With a 5-year survival rate of ∼20%, lung cancer is one of the most prevalent and deadly cancers. About 70% of cases have lower survival rates than localized cancers because they are discovered when the disease is regional or far away. Therefore, better patient outcomes might result from increasing the number of cases found in a specific area.

After being isolated and analyzed with multiplex ELISA, extracellular vesicles (EVs) from non-small cell lung cancer (NSCLC) plasma samples were tested for protein biomarkers carried by these EVs. Six hundred and eighty-three control subjects (no known cancer diagnosis) and 161 lung cancer cases (stages I = 88, II = 34, III = 20, and IV = 19) were combined for analysis. While the control cohort was made up of 12% smokers with a median age of 58 years and 52% female population, the case-cohort was made up of 41% smokers with a median age of 63 years.

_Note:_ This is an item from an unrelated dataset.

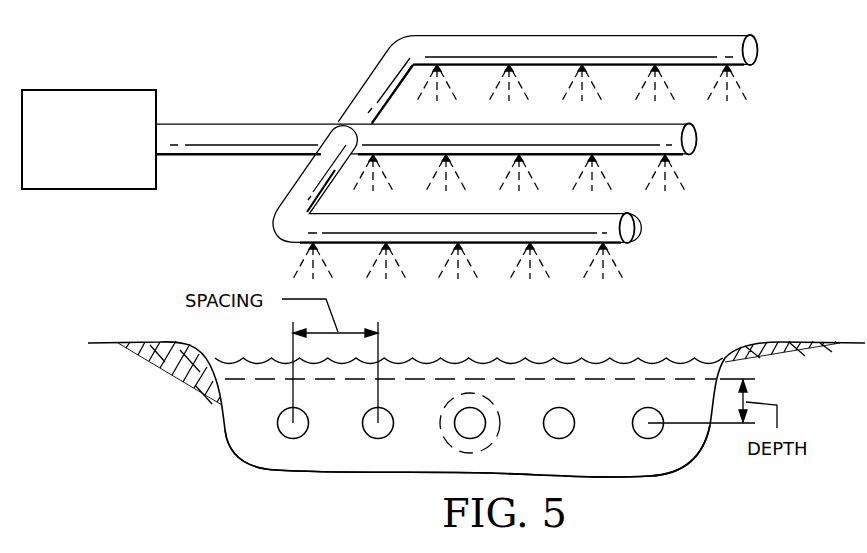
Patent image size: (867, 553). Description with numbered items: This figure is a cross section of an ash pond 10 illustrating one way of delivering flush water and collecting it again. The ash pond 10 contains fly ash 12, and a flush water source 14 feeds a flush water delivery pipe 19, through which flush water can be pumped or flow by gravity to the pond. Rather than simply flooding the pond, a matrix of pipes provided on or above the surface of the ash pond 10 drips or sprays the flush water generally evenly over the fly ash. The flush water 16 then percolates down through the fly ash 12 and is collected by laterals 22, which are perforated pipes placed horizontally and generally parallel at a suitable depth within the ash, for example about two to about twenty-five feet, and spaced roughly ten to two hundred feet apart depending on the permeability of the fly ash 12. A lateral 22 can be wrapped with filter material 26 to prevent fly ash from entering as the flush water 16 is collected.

A machine learning system first found thirty-five relevant EV biomarkers to distinguish NSCLC patients from controls. The ROC displayed an AUC of 0.987 (95% CI: 0.981-0.993) with 97% (CI: 93%-99%) sensitivity and 92% (CI: 90%-94%) specificity. Researchers discovered identical performance across all stages examined when performance was broken down by stage, with sensitivities of 98%, 94%, 95%, and 100% for stages I through IV, respectively. Then, after narrowing the field of potential biomarkers down to 11, investigators achieved a 92% sensitivity and 92% specificity. They conducted an in-silico experiment, randomly dividing the dataset into ten training and validation sets (67%/33%) to better understand performance in a future independent validation. It revealed that across the 10 held-out validation sets, the mean AUC was 0.982 (range: 0.968–0.991), the mean sensitivity was 95% (range: 85%–100%), and the mean specificity was 92% (range: 86%–95%).

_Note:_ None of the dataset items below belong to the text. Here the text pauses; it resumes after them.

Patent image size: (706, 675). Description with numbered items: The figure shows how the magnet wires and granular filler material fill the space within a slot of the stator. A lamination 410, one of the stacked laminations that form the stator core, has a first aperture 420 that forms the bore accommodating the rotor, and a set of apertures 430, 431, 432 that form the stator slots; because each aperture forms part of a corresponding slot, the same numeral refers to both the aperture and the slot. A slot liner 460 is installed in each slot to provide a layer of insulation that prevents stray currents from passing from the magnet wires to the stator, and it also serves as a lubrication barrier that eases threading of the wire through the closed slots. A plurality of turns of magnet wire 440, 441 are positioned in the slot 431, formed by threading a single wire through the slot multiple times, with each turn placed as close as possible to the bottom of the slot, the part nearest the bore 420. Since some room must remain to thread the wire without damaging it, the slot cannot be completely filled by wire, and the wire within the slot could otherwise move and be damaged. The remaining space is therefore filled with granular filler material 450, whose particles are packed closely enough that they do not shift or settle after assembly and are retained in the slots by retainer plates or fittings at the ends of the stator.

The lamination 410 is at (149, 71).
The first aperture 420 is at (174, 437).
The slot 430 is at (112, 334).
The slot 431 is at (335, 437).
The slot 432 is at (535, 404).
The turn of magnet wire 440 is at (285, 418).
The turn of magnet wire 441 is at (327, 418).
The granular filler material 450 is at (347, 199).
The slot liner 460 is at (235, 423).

Through the use of a liquid biopsy test based on EV biomarkers, our pilot study suggests a potential method for identifying lung cancer at an early stage, when treatment may be more successful. For biomarker and algorithm validation, our findings call for more research using different datasets. To better assess the best use in the clinical setting, future planned studies will also assess the impact of controls with confounding disorders, such as benign lung nodules.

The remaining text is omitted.